Aber Gregor fiel es doch gar nicht ein, irgend jemandem und gar seiner Schwester Angst machen zu wollen. Er hatte bloß angefangen, sich umzudrehen, um in sein Zimmer zurückzuwandern, und das nahm sich allerdings auffallend aus, da er infolge seines leidenden Zustandes bei den schwierigen Umdrehungen mit seinem Kopfe nachhelfen mußte, den er hierbei viele Male hob und gegen den Boden schlug. Er hielt inne und sah sich um. Seine gute Absicht schien erkannt worden zu sein; es war nur ein augenblicklicher Schrecken gewesen. Nun sahen ihn alle schweigend und traurig an. Die Mutter lag, die Beine ausgestreckt und aneinandergedrückt, in ihrem Sessel, die Augen fielen ihr vor Ermattung fast zu; der Vater und die Schwester saßen nebeneinander, die Schwester hatte ihre Hand um des Vaters Hals gelegt.

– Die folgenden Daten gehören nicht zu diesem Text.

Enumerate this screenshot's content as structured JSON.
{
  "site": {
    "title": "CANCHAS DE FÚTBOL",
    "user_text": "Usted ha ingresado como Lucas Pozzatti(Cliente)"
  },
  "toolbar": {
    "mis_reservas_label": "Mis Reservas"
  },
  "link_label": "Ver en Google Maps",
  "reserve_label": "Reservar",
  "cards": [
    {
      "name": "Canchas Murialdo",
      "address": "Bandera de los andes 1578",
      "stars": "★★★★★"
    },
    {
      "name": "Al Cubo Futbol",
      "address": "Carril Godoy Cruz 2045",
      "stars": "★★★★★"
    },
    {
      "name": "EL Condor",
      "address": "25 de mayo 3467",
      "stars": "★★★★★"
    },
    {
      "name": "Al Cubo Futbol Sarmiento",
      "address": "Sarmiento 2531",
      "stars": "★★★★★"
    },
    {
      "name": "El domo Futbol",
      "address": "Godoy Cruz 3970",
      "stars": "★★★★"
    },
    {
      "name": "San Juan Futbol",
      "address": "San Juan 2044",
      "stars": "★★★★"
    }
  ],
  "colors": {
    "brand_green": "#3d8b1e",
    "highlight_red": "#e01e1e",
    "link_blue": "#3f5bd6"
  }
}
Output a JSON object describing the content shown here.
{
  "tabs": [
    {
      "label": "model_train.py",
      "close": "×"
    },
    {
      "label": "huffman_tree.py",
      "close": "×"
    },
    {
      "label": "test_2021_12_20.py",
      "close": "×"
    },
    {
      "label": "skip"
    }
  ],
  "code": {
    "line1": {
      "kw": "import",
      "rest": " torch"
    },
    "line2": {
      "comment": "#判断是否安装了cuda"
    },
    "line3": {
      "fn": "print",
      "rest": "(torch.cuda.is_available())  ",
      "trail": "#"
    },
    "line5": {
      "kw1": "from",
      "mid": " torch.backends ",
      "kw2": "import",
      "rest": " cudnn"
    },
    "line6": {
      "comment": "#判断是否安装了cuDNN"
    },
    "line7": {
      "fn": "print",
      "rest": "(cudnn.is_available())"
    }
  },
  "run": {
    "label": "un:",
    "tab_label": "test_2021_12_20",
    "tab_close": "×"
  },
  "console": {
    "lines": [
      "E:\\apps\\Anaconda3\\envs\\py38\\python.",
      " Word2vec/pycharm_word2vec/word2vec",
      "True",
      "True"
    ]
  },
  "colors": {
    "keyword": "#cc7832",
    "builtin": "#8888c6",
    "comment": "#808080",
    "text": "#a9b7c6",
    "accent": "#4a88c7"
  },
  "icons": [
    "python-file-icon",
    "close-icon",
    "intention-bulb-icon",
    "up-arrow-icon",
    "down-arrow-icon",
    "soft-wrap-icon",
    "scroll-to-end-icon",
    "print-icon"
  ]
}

‚Nun darf ich mich schon vielleicht umdrehen‘, dachte Gregor und begann seine Arbeit wieder. Er konnte das Schnaufen der Anstrengung nicht unterdrücken und mußte auch hie und da ausruhen. Im übrigen drängte ihn auch niemand, es war alles ihm selbst überlassen. Als er die Umdrehung vollendet hatte, fing er sofort an, geradeaus zurückzuwandern. Er staunte über die große Entfernung, die ihn von seinem Zimmer trennte, und begriff gar nicht, wie er bei seiner Schwäche vor kurzer Zeit den gleichen Weg, fast ohne es zu merken, zurückgelegt hatte. Immerfort nur auf rasches Kriechen bedacht, achtete er kaum darauf, daß kein Wort, kein Ausruf seiner Familie ihn störte. Erst als er schon in der Tür war, wendete er den Kopf, nicht vollständig, denn er fühlte den Hals steif werden, immerhin sah er noch, daß sich hinter ihm nichts verändert hatte, nur die Schwester war aufgestanden. Sein letzter Blick streifte die Mutter, die nun völlig eingeschlafen war.

Kaum war er innerhalb seines Zimmers, wurde die Tür eiligst zugedrückt, festgeriegelt und versperrt. Über den plötzlichen Lärm hinter sich erschrak Gregor so, daß ihm die Beinchen einknickten. Es war die Schwester, die sich so beeilt hatte. Aufrecht war sie schon da gestanden und hatte gewartet, leichtfüßig war sie dann vorwärtsgesprungen, Gregor hatte sie gar nicht kommen hören, und ein “Endlich!” rief sie den Eltern zu, während sie den Schlüssel im Schloß umdrehte.

“Und jetzt?” fragte sich Gregor und sah sich im Dunkeln um. Er machte bald die Entdeckung, daß er sich nun überhaupt nicht mehr rühren konnte. Er wunderte sich darüber nicht, eher kam es ihm unnatürlich vor, daß er sich bis jetzt tatsächlich mit diesen dünnen Beinchen hatte fortbewegen können. Im übrigen fühlte er sich verhältnismäßig behaglich. Er hatte zwar Schmerzen im ganzen Leib, aber ihm war, als würden sie allmählich schwächer und schwächer und würden schließlich ganz vergehen. Den verfaulten Apfel in seinem Rücken und die entzündete Umgebung, die ganz von weichem Staub bedeckt waren, spürte er schon kaum. An seine Familie dachte er mit Rührung und Liebe zurück. Seine Meinung darüber, daß er verschwinden müsse, war womöglich noch entschiedener als die seiner Schwester. In diesem Zustand leeren und friedlichen Nachdenkens blieb er, bis die Turmuhr die dritte Morgenstunde schlug. Den Anfang des allgemeinen Hellerwerdens draußen vor dem Fenster erlebte er noch. Dann sank sein Kopf ohne seinen Willen gänzlich nieder, und aus seinen Nüstern strömte sein letzter Atem schwach hervor.